While Merwin used the poetic “I” to explore the Self,
Adrienne Rich seems to use her “I” (and “you” and “we” and “us”) to explore
social and political issues and their relationship to self in The School among the Ruins. The “I”
makes her poetry intimate and personal for the reader even though many of her
topics are very global. Her writing is so much more than “’grinding a political
axe’” (“Blood, Bread, and Poetry” 53)—she begs her reader to see political
issues as things that affect everyone’s “I”—as issues that are more than
headlines. Placing herself so
prominently in her poems also allows her to emphasize her philosophy that a
poem is “not a single, encapsulated event” (54), but in fact is a snapshot from
the progression of her life. Using the
vulnerable “I” also puts Rich “face to face with both terror and anger” (56) in
a clear way. But she also frequently eschews the I in favor of “you” or “we.”
Her “we” and ”us” confront large, frightening concepts and issues together. These
second-person pronouns also emphasize the immediacy of the issues she’s
addressing—they prevent us from reading with too much distance. I think this
strategy is particularly clear in “Ritual Acts.”
It’s clear throughout all these
poems that Adrienne Rich sees the power of pronouns , but that awareness is
made explicit in “Transparencies.” While talking about known things, Rich says,
“any child on the playground knows/That asked your favorite word/in a game/you
always named a thing, a quality, freedom or river/(never a pronoun never God or War)” (The School Among the
Ruins 49). Pronouns make things real,
make things close, and Rich uses that reality and closeness effectively.

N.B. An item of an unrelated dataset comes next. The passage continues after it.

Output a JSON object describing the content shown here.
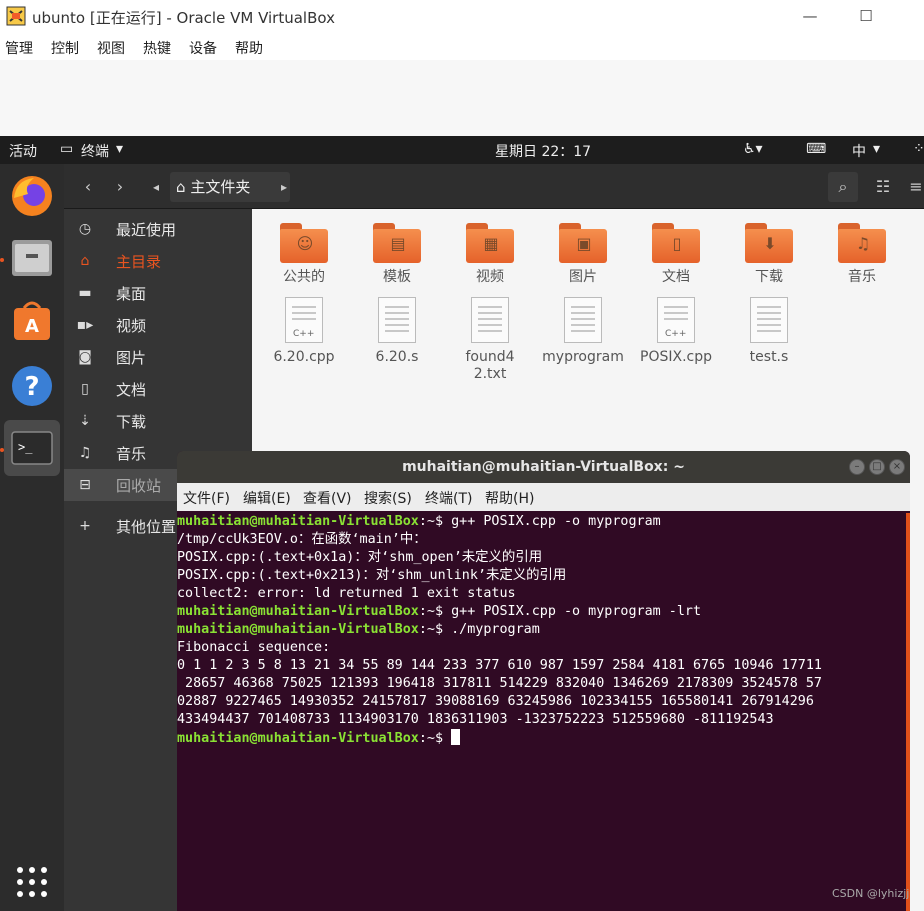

I very much enjoyed reading Rich. I
wasn’t expecting to from the moment I heard “political” used to describe her,
but her beautiful language and honest, straightforward opinions won me over
quickly. Where I expected to find angry rants I instead found observations as
gorgeous as they were keen. Out of all of them, the poem that particularly
resonated with me is “The Eye.” I think it says beautifully how different this
war is from all previous wars—we are in the eye of the war, safe, far-removed,
and largely unaware of the real effects of its storm. Although this poem, dated
2002, was (I assume) written in response to the shock of the events of 9/11, I
think it is extremely relevant to the cultural attitude today. While my husband
was deployed I was frequently frustrated by people who, upon learning that he
was in Afghanistan, told me that they saw on the news that Obama ended the war and
everyone’s coming home and there’s no more danger. They told me these things
while my husband zipped up body bags, attended memorial services, and received
enemy fire more days than he didn’t. Every one of those well-meaning people
were in the eye of the war but completely unaware of it.
I love that Rich dates her poems—knowing
context gives them a very specific depth and meaning, especially since most
were writing in and around a very difficult, shocking time in our history. But
I also liked ignoring the dates sometimes. Her words are so applicable to so
many times and situations—“The Eye” is a perfect memorial to the now-shattered
peace that existed in the days before 9/11, but the idea of a war’s eye is one
that transcends that moment in history. I’m very interested to talk more about
her, particularly the second section of the book, which, in its specificity,
was somewhat less accessible to me than the other parts of the volume.